Before I come home for the 100th time, I sat with Johnny and he said: write to me and send photos. Our hands didn't shake anymore, but we were still sweating under our armpits because we were afraid, but secretly. And later I announced that from now on I will fly when I return and everyone was worried, except Sister who was happy and said that she would collect money for the ticket. Everyone came to wave to me before I sat for the first hour and fifty minutes and look at the sky through a small window. I thought it was better for a fly to get stuck in the sheet metal of a bus, because if it gets stuck in Drača it has a chance to free itself before Grošnica, though it might tear off one of its wings and stay like that forever, and if it gets stuck in the sheet metal of an airplane, it will surely die. How many flies died while I traveled the 25,750 kilometers in the Kragujekspres bus with greasy windows, while fences and gas stations idly stood by?
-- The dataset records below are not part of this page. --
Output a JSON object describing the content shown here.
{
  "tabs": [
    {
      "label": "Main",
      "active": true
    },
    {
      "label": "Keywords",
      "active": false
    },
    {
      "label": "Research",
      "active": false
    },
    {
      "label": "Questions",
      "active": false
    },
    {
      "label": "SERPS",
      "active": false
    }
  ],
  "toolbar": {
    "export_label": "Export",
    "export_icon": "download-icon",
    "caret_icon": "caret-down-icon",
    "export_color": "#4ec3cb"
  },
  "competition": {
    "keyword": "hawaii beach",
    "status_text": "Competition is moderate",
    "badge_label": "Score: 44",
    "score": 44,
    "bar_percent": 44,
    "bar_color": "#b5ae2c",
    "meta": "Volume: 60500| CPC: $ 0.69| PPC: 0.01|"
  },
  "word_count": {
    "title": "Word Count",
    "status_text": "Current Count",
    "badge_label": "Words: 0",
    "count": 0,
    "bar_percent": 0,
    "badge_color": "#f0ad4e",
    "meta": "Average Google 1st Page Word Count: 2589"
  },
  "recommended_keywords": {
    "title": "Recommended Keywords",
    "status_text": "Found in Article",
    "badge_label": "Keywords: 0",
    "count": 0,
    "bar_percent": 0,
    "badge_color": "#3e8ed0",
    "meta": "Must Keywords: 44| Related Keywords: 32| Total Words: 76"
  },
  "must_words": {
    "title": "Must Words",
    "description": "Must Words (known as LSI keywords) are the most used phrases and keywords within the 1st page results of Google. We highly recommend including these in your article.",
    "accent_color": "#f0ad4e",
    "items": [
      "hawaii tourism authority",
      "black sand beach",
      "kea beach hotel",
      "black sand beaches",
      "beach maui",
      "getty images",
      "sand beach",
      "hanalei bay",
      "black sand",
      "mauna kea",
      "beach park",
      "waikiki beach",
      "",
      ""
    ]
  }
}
Grandma made me some cheese pie, then she blew her nose and said she was only sorry that the house was falling apart and she wished me luck, Grandpa told me that he had also flown once, to Poland and back, and Dad and Mom hugged me and cried and they said: call me when you land, and I told Sister: collect the money quickly. When I landed in a city that was divided and then put together, I felt a little better because I was also divided, and being divided is hard, like when you fly with one wing and you always just pretend to have put yourself together, and I lifted the phone to give them a call.